Here is reference data from an actual live implementation of Infrrd’s IDP platform for a document that had thousands of variations. It was near impossible to create and manage templates for this type of document that did not follow a fixed format, and data was never in a fixed position on the document.
This is how the accuracy improved with each iteration of training:
By the time the customer started using the final version of the model, it had a very high accuracy rate.
While other traditional systems provided a 65% accuracy rate against the initial accuracy of 63% of this model, in a few weeks, it outperformed every other accuracy benchmark that the customer had experienced. It feeds off of the corrections made by the data processing teams as well as the new document layouts and variations that it had not processed before. When the system processes a document and even when the results are not corrected, it learns that it has performed the right extraction. This increase in accuracy is made possible by continuous relearning using our feedback loop.
Q: What is the average number of documents/training time/training set data required for a model to be effective? What is Infrrd’s process?

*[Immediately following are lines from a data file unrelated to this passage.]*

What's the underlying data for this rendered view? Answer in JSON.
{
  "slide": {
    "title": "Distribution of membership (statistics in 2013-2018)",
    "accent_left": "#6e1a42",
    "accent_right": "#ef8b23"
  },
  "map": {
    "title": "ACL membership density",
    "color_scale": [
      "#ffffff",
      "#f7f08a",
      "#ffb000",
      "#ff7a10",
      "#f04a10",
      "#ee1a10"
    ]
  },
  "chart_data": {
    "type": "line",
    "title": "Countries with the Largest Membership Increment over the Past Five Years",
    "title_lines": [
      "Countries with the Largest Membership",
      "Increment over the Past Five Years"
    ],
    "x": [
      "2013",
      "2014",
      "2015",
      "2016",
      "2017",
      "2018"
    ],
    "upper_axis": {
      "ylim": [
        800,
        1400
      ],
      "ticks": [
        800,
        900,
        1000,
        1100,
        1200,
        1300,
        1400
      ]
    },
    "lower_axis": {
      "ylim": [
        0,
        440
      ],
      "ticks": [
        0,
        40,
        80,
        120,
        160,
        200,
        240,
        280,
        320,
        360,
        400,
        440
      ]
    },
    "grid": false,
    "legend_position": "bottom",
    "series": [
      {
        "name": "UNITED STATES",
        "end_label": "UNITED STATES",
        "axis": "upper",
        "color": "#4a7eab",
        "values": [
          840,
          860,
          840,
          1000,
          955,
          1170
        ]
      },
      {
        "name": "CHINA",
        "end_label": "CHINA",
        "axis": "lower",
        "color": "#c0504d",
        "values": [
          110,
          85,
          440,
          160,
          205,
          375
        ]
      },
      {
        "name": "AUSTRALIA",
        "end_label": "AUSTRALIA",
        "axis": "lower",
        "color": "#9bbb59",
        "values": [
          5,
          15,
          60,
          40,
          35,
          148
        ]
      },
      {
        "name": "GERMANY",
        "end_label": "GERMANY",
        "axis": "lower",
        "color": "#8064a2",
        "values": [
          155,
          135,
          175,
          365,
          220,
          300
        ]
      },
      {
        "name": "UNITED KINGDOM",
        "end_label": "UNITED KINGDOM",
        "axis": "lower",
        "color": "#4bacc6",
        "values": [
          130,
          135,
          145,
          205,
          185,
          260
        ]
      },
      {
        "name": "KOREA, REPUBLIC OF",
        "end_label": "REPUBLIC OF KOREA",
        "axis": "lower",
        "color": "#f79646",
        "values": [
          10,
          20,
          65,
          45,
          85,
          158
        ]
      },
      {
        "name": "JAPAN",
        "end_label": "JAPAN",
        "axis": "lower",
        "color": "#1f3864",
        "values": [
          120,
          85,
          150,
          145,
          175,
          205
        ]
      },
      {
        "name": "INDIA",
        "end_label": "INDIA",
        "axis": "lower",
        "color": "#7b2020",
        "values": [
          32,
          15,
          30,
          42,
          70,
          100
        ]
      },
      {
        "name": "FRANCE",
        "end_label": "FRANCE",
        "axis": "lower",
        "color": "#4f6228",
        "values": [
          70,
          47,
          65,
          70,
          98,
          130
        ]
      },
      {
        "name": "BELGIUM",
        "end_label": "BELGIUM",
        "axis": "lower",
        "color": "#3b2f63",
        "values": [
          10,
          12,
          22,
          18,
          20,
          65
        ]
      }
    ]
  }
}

A: The answer to this question largely depends on the type of documents. For some documents, one month of data is enough to learn to get things started. For more complex documents, it may take 3 months of data. Infrrd’s approach is to get the customer started with what they have. How many documents you have isn’t a critical issue. The important thing is that every day or every week as you process documents, you see your accuracy numbers climbing.
You can start with zero documents on day one if you want. Though this will mean you will also start with zero % accuracy. This is not such a bad thing for customers who process all of their data manually. But they will see the manual effort going down every week and see the accuracy climbing.
Q: What can IDP models process out of the box and what configuration is possible? Can IDP models only process PDF documents? Can these models process data in an email message combined with information in a document? What about things like logos, symbols, and signatures?
A: Different types of IDP solutions can process different kinds of data. Infrrd’s IDP platform excels at processing semi and unstructured data. We handle most of the semi-structured data out of the box. Because of the broad nature of unstructured data, your specific implementation may need some customization on top of our platform.
Capabilities to handle visual data like tables, logos, signatures, and symbols are built into our platform. The unique value proposition of our platform is its ability to learn from each and every customer’s data. Our visual recognition engine can predict logos for one customer and predict shipping handling symbols for another.